Pour refaire son retard dans l’informatique quantique, Amazon Web Services (AWS), la branche du groupe spécialisée dans le cloud computing, a présenté lors de la conférence AWS re:Invent à Las Vegas son nouveau service : Amazon Braket.

L’offre, proposée à certains clients privilégiés, permet à des chercheurs et développeurs d’élaborer des algorithmes quantiques et de les tester sur des simulateurs quantiques. Les algorithmes peuvent également être utilisés sur de véritables calculateurs quantiques de trois entreprises : IonQ, Rigetti et D-Wave.


Pourquoi est-ce important ? Les ordinateurs quantiques permettent de faire des bonds exponentiels dans la puissance de traitement des données, grâce à certaines propriétés presque mystiques de la mécanique quantique.
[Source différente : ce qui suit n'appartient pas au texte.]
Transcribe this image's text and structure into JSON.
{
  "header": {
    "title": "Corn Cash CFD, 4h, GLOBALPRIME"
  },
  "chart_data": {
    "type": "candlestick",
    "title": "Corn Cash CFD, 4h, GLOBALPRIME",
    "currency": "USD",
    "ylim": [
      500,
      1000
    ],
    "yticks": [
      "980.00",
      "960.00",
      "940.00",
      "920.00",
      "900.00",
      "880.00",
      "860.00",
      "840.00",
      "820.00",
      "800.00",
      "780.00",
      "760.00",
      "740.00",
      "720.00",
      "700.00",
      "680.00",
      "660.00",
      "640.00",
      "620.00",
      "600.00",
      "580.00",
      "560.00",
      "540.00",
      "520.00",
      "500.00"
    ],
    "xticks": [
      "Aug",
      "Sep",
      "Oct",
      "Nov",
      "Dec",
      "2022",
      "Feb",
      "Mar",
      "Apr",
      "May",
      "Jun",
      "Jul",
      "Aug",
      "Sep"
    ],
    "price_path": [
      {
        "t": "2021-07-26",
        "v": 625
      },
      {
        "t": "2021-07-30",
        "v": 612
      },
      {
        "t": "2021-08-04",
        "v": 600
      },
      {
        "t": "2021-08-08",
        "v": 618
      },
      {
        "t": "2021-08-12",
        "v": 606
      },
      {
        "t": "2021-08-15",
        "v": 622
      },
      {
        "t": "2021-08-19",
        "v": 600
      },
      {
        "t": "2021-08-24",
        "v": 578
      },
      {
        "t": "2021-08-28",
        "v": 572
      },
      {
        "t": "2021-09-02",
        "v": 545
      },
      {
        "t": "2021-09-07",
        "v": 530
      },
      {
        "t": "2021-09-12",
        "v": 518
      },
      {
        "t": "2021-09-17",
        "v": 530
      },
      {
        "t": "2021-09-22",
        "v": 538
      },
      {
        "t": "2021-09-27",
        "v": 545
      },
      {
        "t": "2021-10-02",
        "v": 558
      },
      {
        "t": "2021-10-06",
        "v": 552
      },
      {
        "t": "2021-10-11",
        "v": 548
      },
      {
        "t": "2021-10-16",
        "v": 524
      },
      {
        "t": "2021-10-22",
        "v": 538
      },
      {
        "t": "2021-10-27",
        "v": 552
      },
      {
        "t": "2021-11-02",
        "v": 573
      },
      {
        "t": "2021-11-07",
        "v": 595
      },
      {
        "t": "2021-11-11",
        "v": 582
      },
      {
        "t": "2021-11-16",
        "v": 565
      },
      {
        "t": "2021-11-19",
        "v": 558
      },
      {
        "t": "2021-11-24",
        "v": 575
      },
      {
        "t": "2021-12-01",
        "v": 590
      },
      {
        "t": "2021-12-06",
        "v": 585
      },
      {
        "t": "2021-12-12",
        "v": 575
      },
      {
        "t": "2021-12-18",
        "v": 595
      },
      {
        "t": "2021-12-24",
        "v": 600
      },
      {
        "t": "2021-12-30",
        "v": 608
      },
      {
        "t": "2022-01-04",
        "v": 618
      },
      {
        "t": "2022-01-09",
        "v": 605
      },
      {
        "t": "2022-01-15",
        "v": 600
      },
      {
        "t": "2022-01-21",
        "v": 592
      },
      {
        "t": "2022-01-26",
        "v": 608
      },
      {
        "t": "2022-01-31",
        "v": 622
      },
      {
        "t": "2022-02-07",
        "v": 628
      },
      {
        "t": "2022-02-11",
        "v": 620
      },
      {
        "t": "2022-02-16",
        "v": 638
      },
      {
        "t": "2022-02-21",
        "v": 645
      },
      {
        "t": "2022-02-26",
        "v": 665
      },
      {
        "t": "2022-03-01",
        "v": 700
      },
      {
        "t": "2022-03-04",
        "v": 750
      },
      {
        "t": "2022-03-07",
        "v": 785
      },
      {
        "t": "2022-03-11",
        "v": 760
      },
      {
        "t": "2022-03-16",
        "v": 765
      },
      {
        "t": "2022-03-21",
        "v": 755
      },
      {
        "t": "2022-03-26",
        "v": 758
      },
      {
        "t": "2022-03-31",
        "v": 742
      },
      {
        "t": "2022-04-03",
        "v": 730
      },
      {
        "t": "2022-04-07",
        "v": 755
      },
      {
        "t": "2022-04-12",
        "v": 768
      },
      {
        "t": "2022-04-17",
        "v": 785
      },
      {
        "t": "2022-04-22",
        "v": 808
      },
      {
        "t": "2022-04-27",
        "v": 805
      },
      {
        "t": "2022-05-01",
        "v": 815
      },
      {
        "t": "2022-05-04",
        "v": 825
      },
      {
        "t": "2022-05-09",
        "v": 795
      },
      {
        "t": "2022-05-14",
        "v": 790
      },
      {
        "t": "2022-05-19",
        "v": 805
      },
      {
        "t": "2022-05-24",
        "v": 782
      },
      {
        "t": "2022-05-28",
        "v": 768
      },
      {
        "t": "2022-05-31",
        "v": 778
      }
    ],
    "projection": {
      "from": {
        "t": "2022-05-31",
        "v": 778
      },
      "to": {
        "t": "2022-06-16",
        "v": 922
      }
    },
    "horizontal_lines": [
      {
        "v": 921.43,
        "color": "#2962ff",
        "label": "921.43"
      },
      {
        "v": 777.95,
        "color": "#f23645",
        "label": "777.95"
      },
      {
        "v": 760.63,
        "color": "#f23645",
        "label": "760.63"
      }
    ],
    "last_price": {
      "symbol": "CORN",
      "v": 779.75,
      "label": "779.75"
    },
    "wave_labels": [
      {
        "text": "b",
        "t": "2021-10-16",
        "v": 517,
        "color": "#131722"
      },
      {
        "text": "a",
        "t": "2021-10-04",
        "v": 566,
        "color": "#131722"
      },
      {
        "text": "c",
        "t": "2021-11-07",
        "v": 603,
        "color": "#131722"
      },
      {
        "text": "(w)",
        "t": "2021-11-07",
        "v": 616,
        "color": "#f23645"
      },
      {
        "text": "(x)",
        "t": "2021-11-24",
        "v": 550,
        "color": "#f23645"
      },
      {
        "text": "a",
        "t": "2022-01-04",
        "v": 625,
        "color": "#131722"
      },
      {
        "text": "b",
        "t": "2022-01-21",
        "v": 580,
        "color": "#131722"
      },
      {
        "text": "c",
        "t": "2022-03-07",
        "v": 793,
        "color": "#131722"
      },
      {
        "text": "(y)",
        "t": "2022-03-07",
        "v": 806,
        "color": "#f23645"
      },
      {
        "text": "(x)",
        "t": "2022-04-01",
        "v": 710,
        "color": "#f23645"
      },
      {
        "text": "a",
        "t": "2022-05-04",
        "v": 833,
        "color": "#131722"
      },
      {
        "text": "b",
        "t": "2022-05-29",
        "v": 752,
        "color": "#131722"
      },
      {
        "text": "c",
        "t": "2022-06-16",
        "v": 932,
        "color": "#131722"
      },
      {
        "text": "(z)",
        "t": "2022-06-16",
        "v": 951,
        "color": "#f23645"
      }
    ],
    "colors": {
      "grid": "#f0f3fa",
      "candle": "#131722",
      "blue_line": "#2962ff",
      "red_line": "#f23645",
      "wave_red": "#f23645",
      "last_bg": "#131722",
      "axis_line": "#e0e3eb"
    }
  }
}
Le but de cette technologie est d’obtenir des avancées significatives dans un certain nombre de domaines, comme la création de médicaments ou l’intelligence artificielle, mais pour l’instant elle doit encore faire ses preuves. L’arrivée d’Amazon Web Services sur ce marché prouve cependant que le potentiel de l’informatique quantique est pris très au sérieux.

AWS a pourtant un train de retard en matière d’informatique quantique. La société IBM avait été la première à ouvrir la voie il y a plusieurs années, et depuis plusieurs entreprises ont suivi, proposant des offres de cloud computing (comme D-Wave et Rigetti, les partenaires d’Amazon). AWS n’est pas non plus le premier fournisseur de cloud à donner accès au matériel d’informatique quantique d’autres entreprises : Microsoft le fait déjà avec son offre de cloud Azure Quantum, présentée le mois dernier. Mais malgré son retard, AWS a plusieurs cartes en main qui devraient lui permettre de prendre l’avantage sur ses concurrents.

Reprenons tous les éléments dans l’ordre : si AWS est aujourd’hui un fournisseur de services de cloud computing, c’est parce que bon nombre de services que la division propose aujourd’hui ont été à l’origine développés pour le compte du vaste empire commercial d’Amazon, puis commercialisés. La même chose pourrait bien se produire avec l’informatique quantique.

Prenons un exemple concret. L’une des tâches pour lesquelles les calculateurs quantiques sont particulièrement efficaces est celle qui consiste à optimiser les trajets de livraison. AWS pourrait donc tester un service fonctionnant grâce à cette technologie afin de permettre à Amazon de tracer les meilleurs itinéraires pour ses véhicules de livraison. Les calculateurs pourraient également aider le groupe à optimiser le transport des marchandises dans son vaste réseau d’entrepôts. Une fois ces services testés au sein d’Amazon, AWS pourrait les commercialiser en démontrant leur efficacité grâce au témoignage de la maison-mère.

AWS apprécie aussi le recours à des esprits parmi les plus brillants dans des domaines en pleine effervescence, comme l’intelligence artificielle. Deux autres annonces faites lors de la conférence re:Invent semblent indiquer que la branche d’Amazon s’apprête à appliquer le même schéma sur la scène quantique :

  • AWS a annoncé travailler à la création d’un Center for Quantum Research, basé au California Institute of Technology, qui permettra de rassembler des chercheurs d’Amazon, de l’université et d’autres organismes, afin de mener des recherches visant à être appliquées à des problématiques réelles. Le centre formera également les clients d’AWS, pour se préparer à un futur où l’informatique quantique sera la norme.
  • AWS lance également le Amazon Quantum Solutions Lab, un programme qui mettra en contact les clients AWS avec des experts en informatique quantique d’Amazon, ainsi que des partenaires en conseil et en technologie.